Dennoch sind wir, wie neue Untersuchungen zeigen, zutiefst besorgt über den Zustand der kollektiven Güter, die unsere Enkelkinder erben werden. Wir sind auch beunruhigt über den Umgang der politischen Entscheidungsträger mit diesen kollektiven Gütern.
Während wir uns mit komplexen Herausforderungen auseinandersetzen, ist es von entscheidender Bedeutung, dass wir verstehen, wie diese Herausforderungen und unsere Antworten darauf das höhere Gut der Gegenwart und das, was den zukünftigen Generationen hinterlassen wird, beeinflussen.
Selbst wenn man sich in den akademischen Kreisen über die Bedeutung des Gemeinwohls einig wäre (was nicht der Fall ist), müssen wir als Bürger über ein Verständnis des Gemeinwohls verfügen, das uns eigen ist und unseren Herausforderungen gerecht wird.
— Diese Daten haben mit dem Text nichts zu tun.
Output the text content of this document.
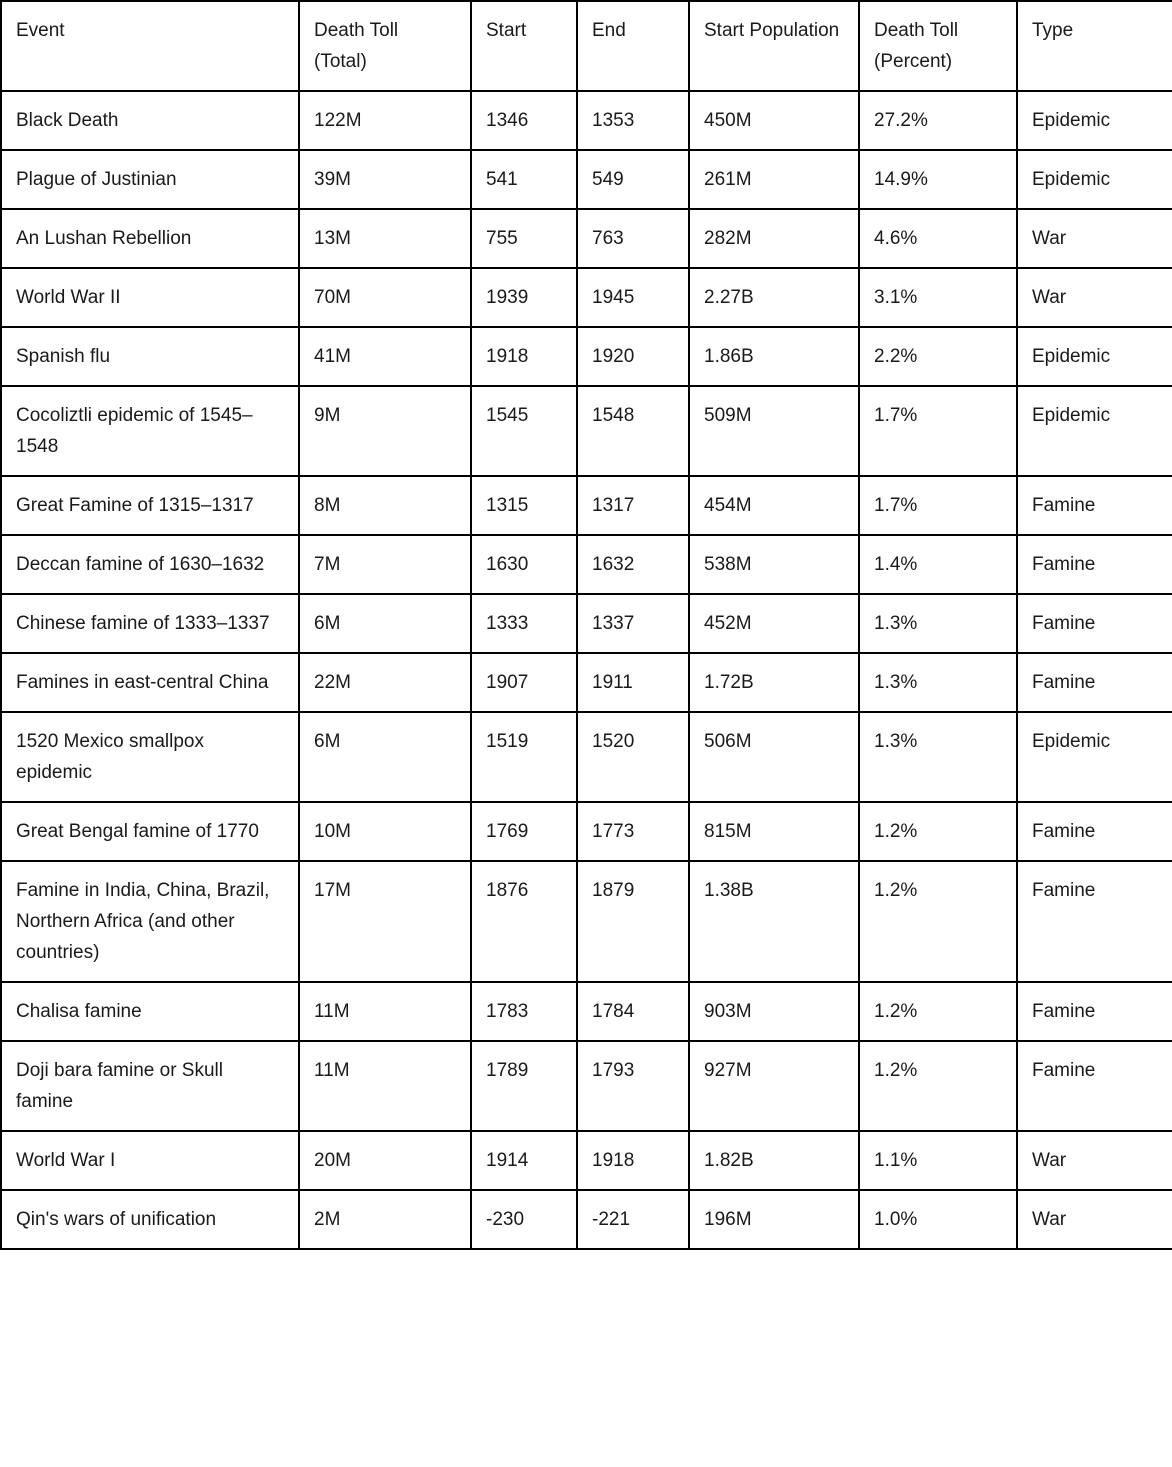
Event	Death Toll (Total)	Start	End	Start Population	Death Toll (Percent)	Type
Black Death	122M	1346	1353	450M	27.2%	Epidemic
Plague of Justinian	39M	541	549	261M	14.9%	Epidemic
An Lushan Rebellion	13M	755	763	282M	4.6%	War
World War II	70M	1939	1945	2.27B	3.1%	War
Spanish flu	41M	1918	1920	1.86B	2.2%	Epidemic
Cocoliztli epidemic of 1545–1548	9M	1545	1548	509M	1.7%	Epidemic
Great Famine of 1315–1317	8M	1315	1317	454M	1.7%	Famine
Deccan famine of 1630–1632	7M	1630	1632	538M	1.4%	Famine
Chinese famine of 1333–1337	6M	1333	1337	452M	1.3%	Famine
Famines in east-central China	22M	1907	1911	1.72B	1.3%	Famine
1520 Mexico smallpox epidemic	6M	1519	1520	506M	1.3%	Epidemic
Great Bengal famine of 1770	10M	1769	1773	815M	1.2%	Famine
Famine in India, China, Brazil, Northern Africa (and other countries)	17M	1876	1879	1.38B	1.2%	Famine
Chalisa famine	11M	1783	1784	903M	1.2%	Famine
Doji bara famine or Skull famine	11M	1789	1793	927M	1.2%	Famine
World War I	20M	1914	1918	1.82B	1.1%	War
Qin's wars of unification	2M	-230	-221	196M	1.0%	War
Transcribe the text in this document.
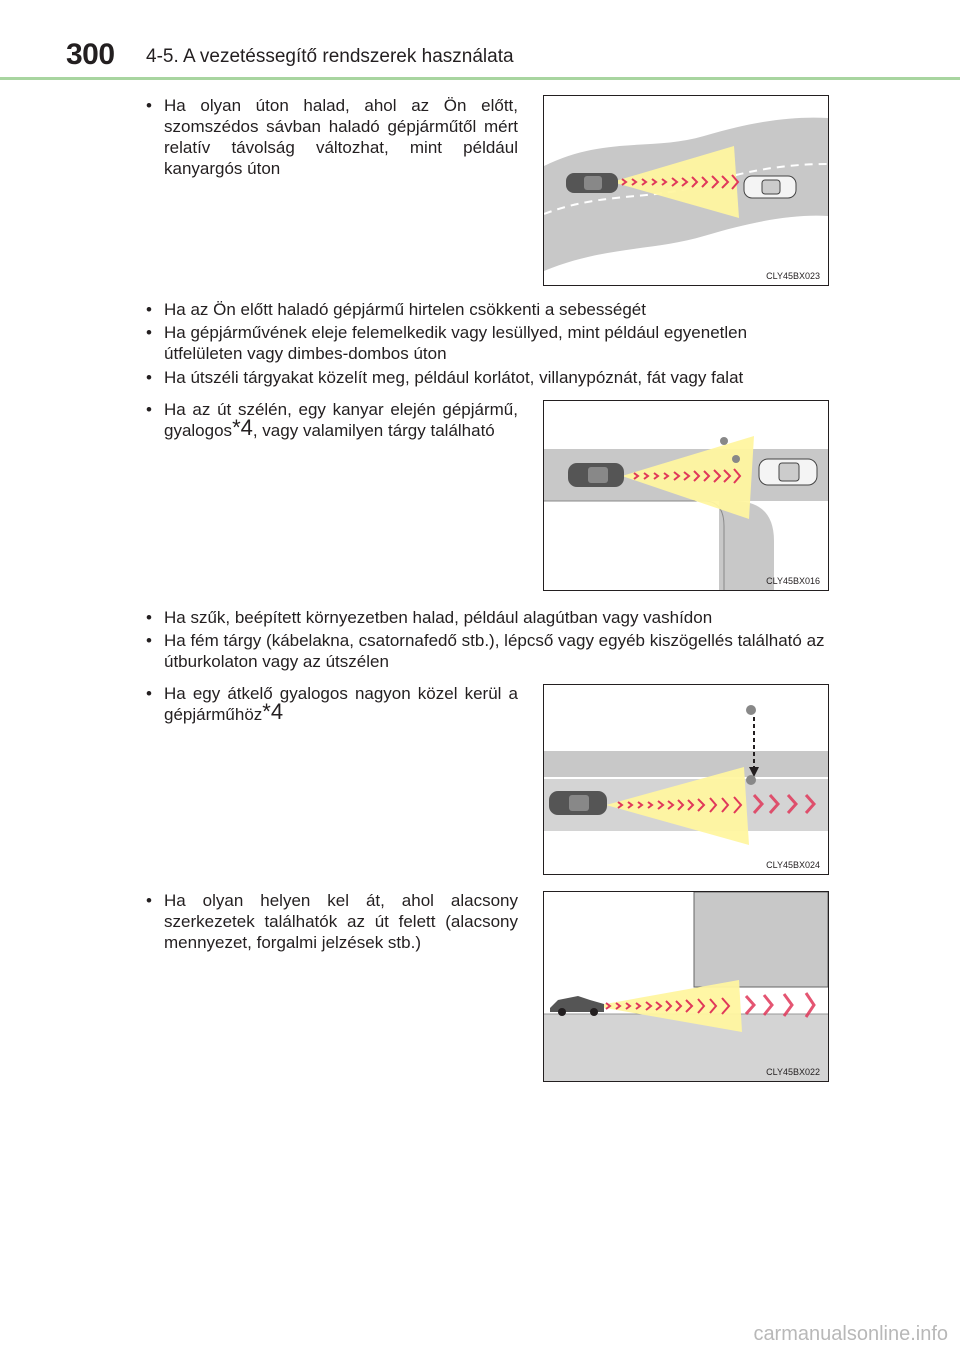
300 4-5. A vezetéssegítő rendszerek használata
• Ha olyan úton halad, ahol az Ön előtt, szomszédos sávban haladó gépjárműtől mért relatív távolság változhat, mint például kanyargós úton
CLY45BX023
• Ha az Ön előtt haladó gépjármű hirtelen csökkenti a sebességét
• Ha gépjárművének eleje felemelkedik vagy lesüllyed, mint például egyenetlen útfelületen vagy dimbes-dombos úton
• Ha útszéli tárgyakat közelít meg, például korlátot, villanypóznát, fát vagy falat
• Ha az út szélén, egy kanyar elején gépjármű, gyalogos*4, vagy valamilyen tárgy található
CLY45BX016
• Ha szűk, beépített környezetben halad, például alagútban vagy vashídon
• Ha fém tárgy (kábelakna, csatornafedő stb.), lépcső vagy egyéb kiszögellés található az útburkolaton vagy az útszélen
• Ha egy átkelő gyalogos nagyon közel kerül a gépjárműhöz*4
CLY45BX024
• Ha olyan helyen kel át, ahol alacsony szerkezetek találhatók az út felett (alacsony mennyezet, forgalmi jelzések stb.)
CLY45BX022
carmanualsonline.info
Ein Verständnis für die Bedeutung des Gemeinwohls – die Vorstellung, dass wir, wie schon immer, gemeinsame Interessen und eine gemeinsame Zukunft haben – ist unerlässlich. Denn es erhöht die Chancen, dass wir uns für das entscheiden, was Ross Garnaut den „Gemeinwohl“-Ansatz zur Bewältigung unserer Herausforderungen nennt, anstatt auf „politics as usual“ und „business as usual“ zu beharren.
Es ist an der Zeit, wieder ernsthaft über diese einstige und zukünftige Idee nachzudenken.